“If you want to be a better photographer, stand in front of more interesting stuff.”
— Jim Richardson
To become better at what we do, we need to learn our craft…
With inboxes crammed of ‘how to’ and study guides, you would have thought learning photography would be easy. Professional photographers publish 1000’s of blog posts on everything from camera settings to rules of composition. I have learned an awful lot from many of these sites, which are often full of fantastic pictures. However, is this flux of information leading to better Street Photography?
Learning requires social interaction. We need to talk to each other. I do this through a number of sites, some of which are: The Arcanum, the G+ Street Photographers’ group, and occasionally, Facebook. Another way to learn is to look for photographic groups in your local community. Photographers are generally a friendly bunch and are happy to share locations and tips. Often, when I head out with fellow photographers, I will spot someone taking photos using a very different approach to what I would have done. Through these communities you can gain valuable input into your photography. Learning is more than receiving 100’s of likes. Critique is an invaluable part learning. Find people who can pull apart your photos and state what your next steps needs to be.

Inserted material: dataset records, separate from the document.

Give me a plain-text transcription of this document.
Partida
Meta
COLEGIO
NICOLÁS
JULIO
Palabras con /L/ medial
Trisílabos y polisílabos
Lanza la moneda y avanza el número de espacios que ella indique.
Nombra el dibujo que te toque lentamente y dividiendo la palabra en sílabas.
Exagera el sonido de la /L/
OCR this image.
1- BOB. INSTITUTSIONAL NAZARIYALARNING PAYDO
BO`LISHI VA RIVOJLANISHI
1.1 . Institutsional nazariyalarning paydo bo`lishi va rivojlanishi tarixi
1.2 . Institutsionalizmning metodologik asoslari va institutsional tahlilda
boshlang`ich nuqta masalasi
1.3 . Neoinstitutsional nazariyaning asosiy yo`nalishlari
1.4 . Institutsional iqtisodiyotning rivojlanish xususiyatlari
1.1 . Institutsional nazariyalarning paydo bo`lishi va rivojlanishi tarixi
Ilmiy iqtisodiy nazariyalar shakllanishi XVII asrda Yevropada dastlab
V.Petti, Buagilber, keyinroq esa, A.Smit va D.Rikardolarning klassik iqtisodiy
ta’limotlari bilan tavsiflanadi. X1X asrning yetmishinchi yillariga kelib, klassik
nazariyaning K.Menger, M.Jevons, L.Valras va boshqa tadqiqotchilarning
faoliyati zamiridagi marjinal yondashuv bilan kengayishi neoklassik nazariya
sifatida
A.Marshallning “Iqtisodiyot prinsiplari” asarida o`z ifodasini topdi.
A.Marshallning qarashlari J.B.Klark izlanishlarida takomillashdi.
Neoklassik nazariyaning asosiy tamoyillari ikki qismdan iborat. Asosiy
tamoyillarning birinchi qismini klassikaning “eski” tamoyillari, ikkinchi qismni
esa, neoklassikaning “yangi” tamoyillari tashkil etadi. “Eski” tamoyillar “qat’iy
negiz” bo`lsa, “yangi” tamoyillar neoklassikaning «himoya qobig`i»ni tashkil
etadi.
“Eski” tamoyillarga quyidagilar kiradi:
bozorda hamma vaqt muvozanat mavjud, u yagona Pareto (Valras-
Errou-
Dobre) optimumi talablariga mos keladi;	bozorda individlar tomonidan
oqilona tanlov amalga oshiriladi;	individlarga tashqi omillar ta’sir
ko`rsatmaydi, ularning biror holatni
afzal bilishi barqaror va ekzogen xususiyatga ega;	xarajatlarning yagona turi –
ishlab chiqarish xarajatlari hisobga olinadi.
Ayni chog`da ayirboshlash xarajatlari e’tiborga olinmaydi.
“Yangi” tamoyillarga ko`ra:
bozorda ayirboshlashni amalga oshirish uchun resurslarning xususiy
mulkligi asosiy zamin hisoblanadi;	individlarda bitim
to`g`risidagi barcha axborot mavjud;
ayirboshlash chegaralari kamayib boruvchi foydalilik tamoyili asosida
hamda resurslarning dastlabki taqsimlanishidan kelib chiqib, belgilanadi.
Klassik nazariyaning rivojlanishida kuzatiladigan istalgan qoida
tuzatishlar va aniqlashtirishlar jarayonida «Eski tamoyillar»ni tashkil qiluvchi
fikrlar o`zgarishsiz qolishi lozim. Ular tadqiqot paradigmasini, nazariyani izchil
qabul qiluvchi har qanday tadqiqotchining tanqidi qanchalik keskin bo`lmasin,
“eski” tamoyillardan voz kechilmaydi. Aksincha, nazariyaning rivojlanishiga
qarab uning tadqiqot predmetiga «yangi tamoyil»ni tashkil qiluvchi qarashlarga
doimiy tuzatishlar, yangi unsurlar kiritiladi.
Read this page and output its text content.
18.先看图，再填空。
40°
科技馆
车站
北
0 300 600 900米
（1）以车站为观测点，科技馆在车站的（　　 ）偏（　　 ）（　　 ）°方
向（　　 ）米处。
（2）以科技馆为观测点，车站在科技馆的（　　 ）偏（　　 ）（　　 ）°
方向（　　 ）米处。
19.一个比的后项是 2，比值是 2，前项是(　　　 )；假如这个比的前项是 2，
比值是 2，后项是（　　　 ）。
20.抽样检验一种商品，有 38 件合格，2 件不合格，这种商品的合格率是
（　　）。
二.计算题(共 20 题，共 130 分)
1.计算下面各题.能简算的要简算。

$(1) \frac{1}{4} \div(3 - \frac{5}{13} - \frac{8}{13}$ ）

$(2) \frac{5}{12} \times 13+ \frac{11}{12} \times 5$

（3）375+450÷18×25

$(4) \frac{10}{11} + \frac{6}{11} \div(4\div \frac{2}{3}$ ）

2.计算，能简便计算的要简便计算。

The photo below was framed with my latest learning goal in mind, i.e ‘layering’. It is not quite good enough to make it into my portfolio (although I may change my mind if it grows on me…). However, the photo clearly achieves what I was setting out to do as there are three elements in different layers that come together within the frame. What do you think? How could I have improved this picture? Please feel free to message me your thoughts. In return, if you would like some critique on one of your photos, contact me and I will help. I love Street Photography, but it is a genre that gets a lot of grief. We can work together to learn, create, and improve!
Thanks for dropping by,
Keep clicking, Chris
the cow really adds a surreal element Chris
Chris, the main subject is the woman in the centre of the frame. And she is not accented, she is lost between the cow and whatever it is on the left. I would cut the left part of the photo. It has no information for a viewer. Try to make it vertikal or square 🙂
Thanks for the feedback Alex, I will give it a go, although I quite like seeing the inside of the auto rickshaw. I wish she was not holding the green bottle. When I took this photo I was trying to achieve a layered look, something I am still working on. Loved your site btw, your photos remind me of the work of Nick Turpin.